A class of drugs called “setrons”, one of the best known of which is “ondansetron”, are potent anti-nausea agents often used in patients with disabling sickness during, for instance, cancer chemotherapy or radiotherapy. This leads to higher than normal blood levels of the signalling molecule serotonin, which can activate a region in the brainstem that triggers vomiting. The setron drug family block one class of serotonin receptors to stop this happening. But their interaction with this receptor has never been visualised directly - it had only ever been inferred. This means we don’t know if we could make modified setron molecules that would work even better. So Sudha Chakrapani, from Case Western Reserve University, set out to capture detailed images, under the electron microscope, of this happening, as she told Chris Smith…

Sudha - Based on the chemical properties of setrons, it was known that it is likely to bind in the same pocket as that of serotonin. And there were indirect studies that showed that it is likely to bind because you make certain perturbations to that pocket, it also not only affects serotonin binding, it also affects setron binding. So these were all indirect indications that setrons binding in the pocket, but it was not shown experimentally. So why this is important is because even subtle changes to the setron molecule can have a huge impact on the efficacy of the drug or the effectiveness of the drug. So this was the information that was not available before the study.

Chris - What did you do then to turn what was indirect evidence into direct visualisation of when these drug molecules go in, where they bind to and how they exert their effect?

Sudha - We used an approach called cryo-electron microscopy. We isolated the receptor. We picked out individual particles and we aligned them and we created a three-dimensional reconstruction of this molecule. And we did this in the absence of setrons and the presence of serotonin, and in the presence of different types of setrons. So we were able to identify the interaction fingerprint, as you may say, between the drug and the receptor.

Chris - So you're literally able to see the molecules themselves and what the molecule looks like when serotonin's in there, when the drugs in there, when nothing's in there, and you can see how the shape of the molecule can be distorted or changed when those interactions occur.

Sudha - Exactly.

Chris - The crucial question of course must be that when you do this and you can really see for real what was happening when the drug was present, does the direct visualisation tie-up with the indirect evidence of how you thought these drugs were working and what did you learn?

Sudha - Yes, the findings agreed very well with what we knew from findings in the past. And there were a few surprises. We were able to identify certain setron orientations, which ended up being slightly different from what we had predicted in the past. And we were also able to rationalise what could have been the causes for this discrepancy between past findings and what we're finding right now.

Chris - And is that the crucial step that will then enable us to optimise those drugs going forward?

Sudha - Yes, absolutely. Having a much better idea about the basis for the drug-receptor interactions will definitely pave the way for using this information to design better drugs.

Chris - Obviously when we tweak any drug or we try to make a drug, we have to be very cautious about off-target effects. Is there a danger based on your knowledge of these sorts of receptors and these sorts of drugs that in trying to optimise the drug better for that particular receptor, we might end up making it bind better elsewhere as well, and therefore causing more side effects?

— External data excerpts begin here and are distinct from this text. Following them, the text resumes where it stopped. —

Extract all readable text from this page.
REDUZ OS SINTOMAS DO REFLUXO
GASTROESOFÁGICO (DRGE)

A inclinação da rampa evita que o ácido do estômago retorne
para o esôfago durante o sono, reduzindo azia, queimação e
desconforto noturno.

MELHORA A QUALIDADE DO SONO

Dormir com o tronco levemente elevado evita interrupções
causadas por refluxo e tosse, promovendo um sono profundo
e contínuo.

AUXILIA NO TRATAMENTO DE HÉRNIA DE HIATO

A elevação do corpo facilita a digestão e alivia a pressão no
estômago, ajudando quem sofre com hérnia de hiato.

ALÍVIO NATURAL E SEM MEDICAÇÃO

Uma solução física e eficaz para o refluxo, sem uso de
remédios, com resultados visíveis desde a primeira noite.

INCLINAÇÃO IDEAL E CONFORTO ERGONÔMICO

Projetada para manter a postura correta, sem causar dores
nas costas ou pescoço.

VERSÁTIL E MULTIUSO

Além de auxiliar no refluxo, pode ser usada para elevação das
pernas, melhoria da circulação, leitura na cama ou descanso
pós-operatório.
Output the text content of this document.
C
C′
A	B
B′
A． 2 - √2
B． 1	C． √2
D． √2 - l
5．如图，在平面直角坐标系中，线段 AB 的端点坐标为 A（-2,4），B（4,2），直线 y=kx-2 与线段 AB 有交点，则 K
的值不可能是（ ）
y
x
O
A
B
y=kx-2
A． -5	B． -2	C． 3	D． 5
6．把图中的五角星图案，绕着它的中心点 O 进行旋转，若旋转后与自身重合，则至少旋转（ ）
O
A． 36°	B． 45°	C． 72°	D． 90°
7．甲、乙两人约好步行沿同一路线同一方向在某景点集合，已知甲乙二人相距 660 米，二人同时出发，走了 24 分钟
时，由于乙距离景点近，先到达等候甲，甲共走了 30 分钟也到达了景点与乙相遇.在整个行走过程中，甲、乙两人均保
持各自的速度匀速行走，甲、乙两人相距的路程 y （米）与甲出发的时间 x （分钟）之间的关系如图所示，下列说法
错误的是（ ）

Sudha - Absolutely. This is a danger when we try to modify the drug and actually we are only looking at one target at a given time. So we have to tread very carefully. One way is there are many different types of serotonin receptors that are present in the body. They differ in their location, let's say in the brain versus in the gut. So it is important to understand the functioning of each of these types of receptors and a detailed knowledge of those will allow us to eventually design drugs that are specific for one type versus the other.